Mrs. Doubtfire Was a Total Jerk in the Original Novel

Mrs. Doubtfire is one of the most beloved comedies of the 1990s — so much so that when Robin Williams died, the real life San Francisco house seen in the movie became a makeshift shrine to the actor, with fans piling bouquets of flowers in the driveway. Which, in retrospect, was probably some sort of fire hazard. 

But watching the movie today is a decidedly different experience. For one thing, our protagonist, Daniel, is kind of a giant dirtbag. He doesn’t just split up with his wife because of typical marital difficulties, he splits up with her because he lets a small army of kids go full Woodstock ‘99 on their beautiful home.

So he immediately defrauds her in order to defy a court order. But since said fraud involves old lady makeup and a cute accent, an entire generation of kids were 100 percent on board with his every decision. 

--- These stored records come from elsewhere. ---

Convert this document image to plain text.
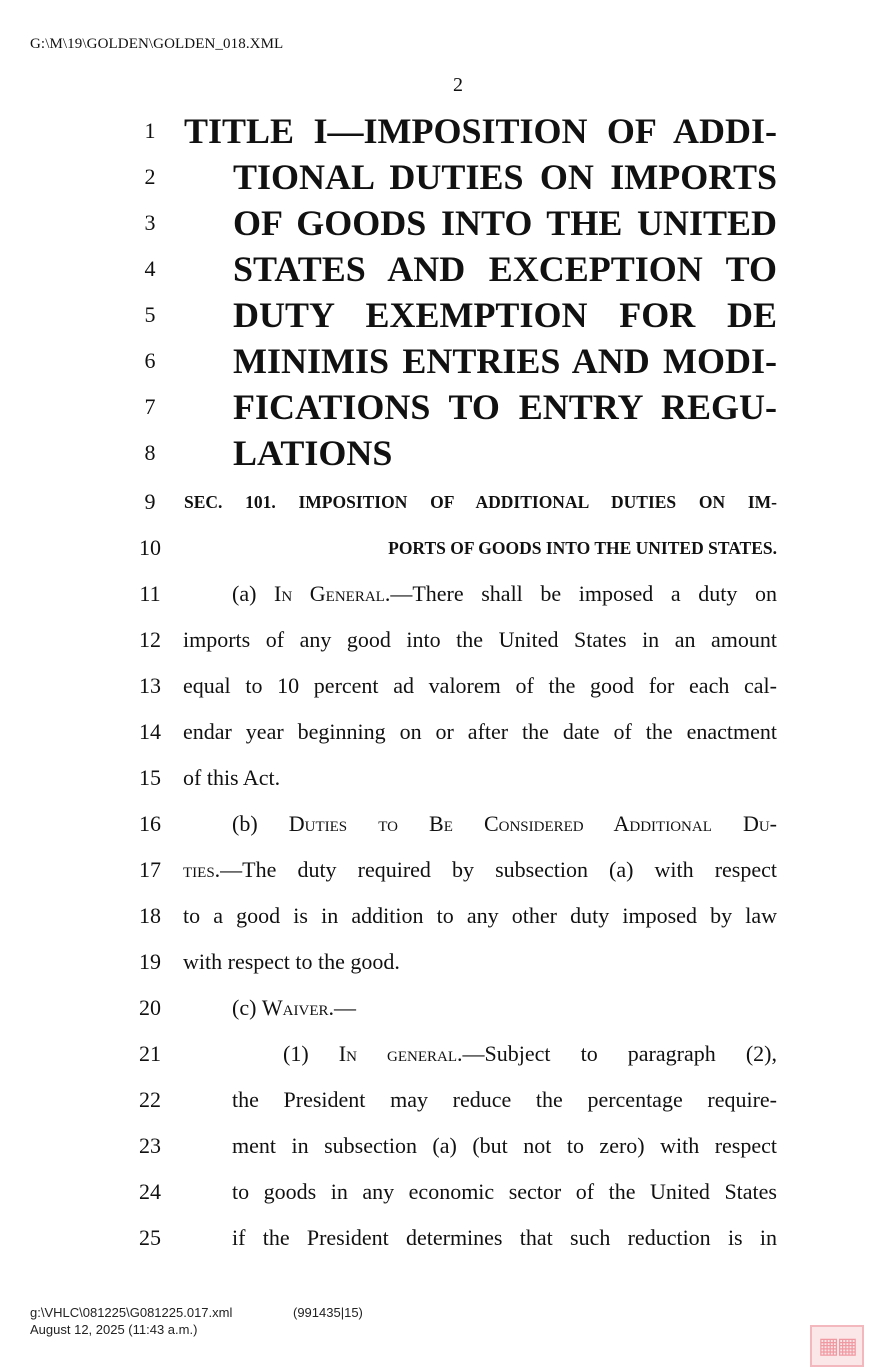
G:\M\19\GOLDEN\GOLDEN_018.XML
2
1 TITLE I—IMPOSITION OF ADDI-
2	TIONAL DUTIES ON IMPORTS
3	OF GOODS INTO THE UNITED
4	STATES AND EXCEPTION TO
5	DUTY EXEMPTION FOR DE
6	MINIMIS ENTRIES AND MODI-
7	FICATIONS TO ENTRY REGU-
8	LATIONS
9	SEC. 101. IMPOSITION OF ADDITIONAL DUTIES ON IM-
10	PORTS OF GOODS INTO THE UNITED STATES.
11	(a) In General.—There shall be imposed a duty on
12	imports of any good into the United States in an amount
13	equal to 10 percent ad valorem of the good for each cal-
14	endar year beginning on or after the date of the enactment
15	of this Act.
16	(b) Duties to Be Considered Additional Du-
17	ties.—The duty required by subsection (a) with respect
18	to a good is in addition to any other duty imposed by law
19	with respect to the good.
20	(c) Waiver.—
21	(1) In general.—Subject to paragraph (2),
22	the President may reduce the percentage require-
23	ment in subsection (a) (but not to zero) with respect
24	to goods in any economic sector of the United States
25	if the President determines that such reduction is in
g:\VHLC\081225\G081225.017.xml
August 12, 2025 (11:43 a.m.)
(991435|15)
▦▦
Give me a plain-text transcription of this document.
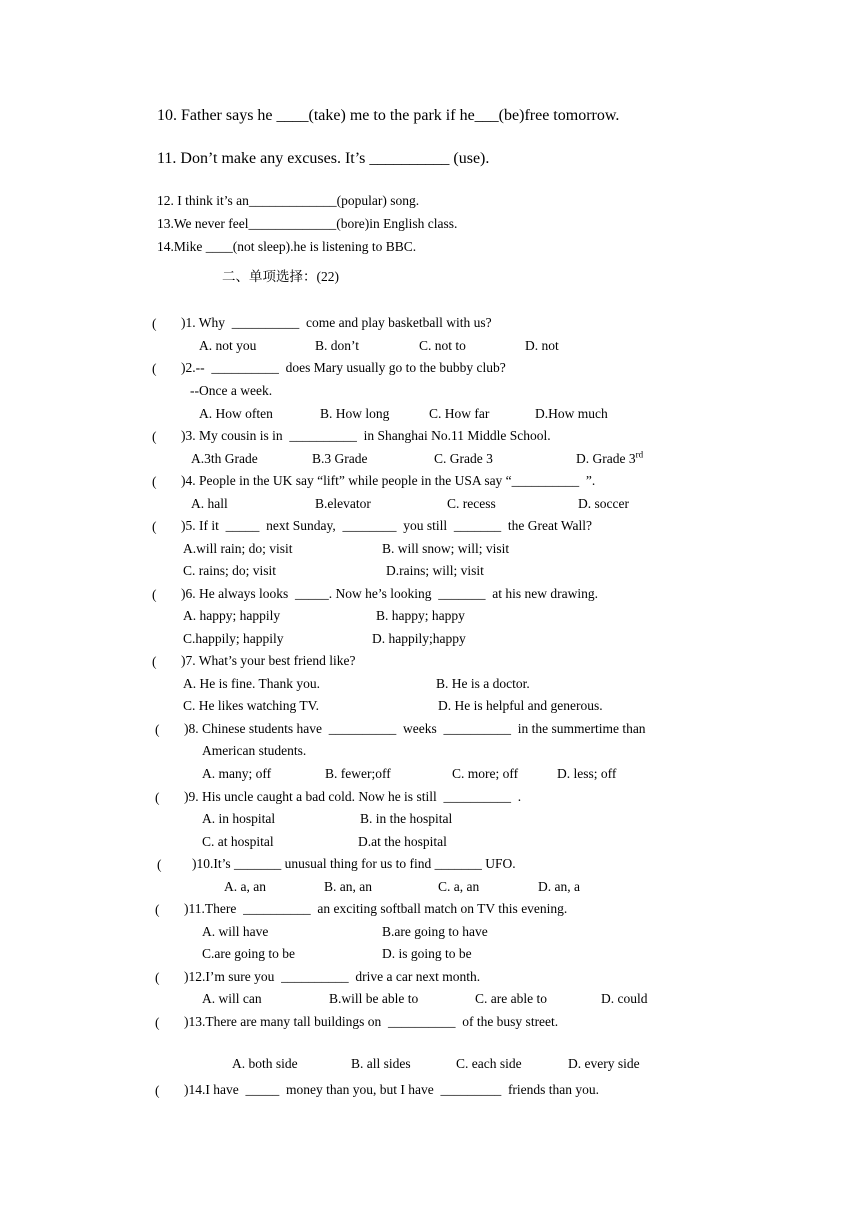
10. Father says he ____(take) me to the park if he___(be)free tomorrow.
11. Don’t make any excuses. It’s __________ (use).
12. I think it’s an_____________(popular) song.
13.We never feel_____________(bore)in English class.
14.Mike ____(not sleep).he is listening to BBC.
二、单项选择：(22)
( )1. Why  __________  come and play basketball with us?
A. not you	B. don’t	C. not to	D. not
( )2.--  __________  does Mary usually go to the bubby club?
--Once a week.
A. How often	B. How long	C. How far	D.How much
( )3. My cousin is in  __________  in Shanghai No.11 Middle School.
A.3th Grade	B.3 Grade	C. Grade 3	D. Grade 3rd
( )4. People in the UK say “lift” while people in the USA say “__________  ”.
A. hall	B.elevator	C. recess	D. soccer
( )5. If it  _____  next Sunday,  ________  you still  _______  the Great Wall?
A.will rain; do; visit	B. will snow; will; visit
C. rains; do; visit	D.rains; will; visit
( )6. He always looks  _____. Now he’s looking  _______  at his new drawing.
A. happy; happily	B. happy; happy
C.happily; happily	D. happily;happy
( )7. What’s your best friend like?
A. He is fine. Thank you.	B. He is a doctor.
C. He likes watching TV.	D. He is helpful and generous.
( )8. Chinese students have  __________  weeks  __________  in the summertime than
American students.
A. many; off	B. fewer;off	C. more; off	D. less; off
( )9. His uncle caught a bad cold. Now he is still  __________  .
A. in hospital	B. in the hospital
C. at hospital	D.at the hospital
( )10.It’s _______ unusual thing for us to find _______ UFO.
A. a, an	B. an, an	C. a, an	D. an, a
( )11.There  __________  an exciting softball match on TV this evening.
A. will have	B.are going to have
C.are going to be	D. is going to be
( )12.I’m sure you  __________  drive a car next month.
A. will can	B.will be able to	C. are able to	D. could
( )13.There are many tall buildings on  __________  of the busy street.
A. both side	B. all sides	C. each side	D. every side
( )14.I have  _____  money than you, but I have  _________  friends than you.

But as bad as Daniel may be in the movie, he’s far worse in the original novel, Alias Madame Doubtfire by author Anne Fine. When the book begins, Daniel and Miranda are already divorced, and Daniel casually tells his kids that he fantasizes about murdering their mom. Specifically, he wishes he could “cheerfully slit her throat.” Even the ever-charming Robin Williams couldn’t get away with that line.

Penguin Random House

In the movie, Daniel, as Mrs. Doubtfire, actually becomes a good homemaker, and evolves from the irresponsible slob he is at the beginning of the story. In Alias Madame Doubtfire, Daniel forces his kids (who clue into his secret immediately) to perform all of his “Madame Doubtfire” tasks for him while he smokes cigars and complains about his ex-wife. His justification for exploiting his children’s unpaid labor? The money Madame Doubtfire gets paid goes to their child support anyway. What a guy.

Penguin Random House

Daniel, like in the movie, is an out-of-work actor. But while the movie character is fired from a voiceover gig and forced to take a job working at a TV station, the book’s Daniel is a nude model for an art class. Of course, there’s absolutely nothing wrong with nude modeling, but we can’t help but imagine that the movie would have been way different if, instead of making silly voices, Williams kicked off the movie by showing his junk to a classroom of amateur painters. 

In fact, Daniel is modeling for a class during the climax of the book, at which point Miranda discovers his discarded clothes and figures out that he’s really Madame Doubtfire. She’s pissed, but somehow Daniel is even angrier, and starts yelling at her for forcing him to deceive her. Not cool, Daniel, just take the L.

Penguin Random House

Astonishingly, at the very end, Miranda actually offers this man — who just duped her into paying him to loaf around while his children worked their butts off — a job. She doesn’t want him to resume his role as her housekeeper, so instead, she asks him to become her regular gardener. And, really, it is somewhat galling that neither version of this story ends with Daniel Hilliard in handcuffs.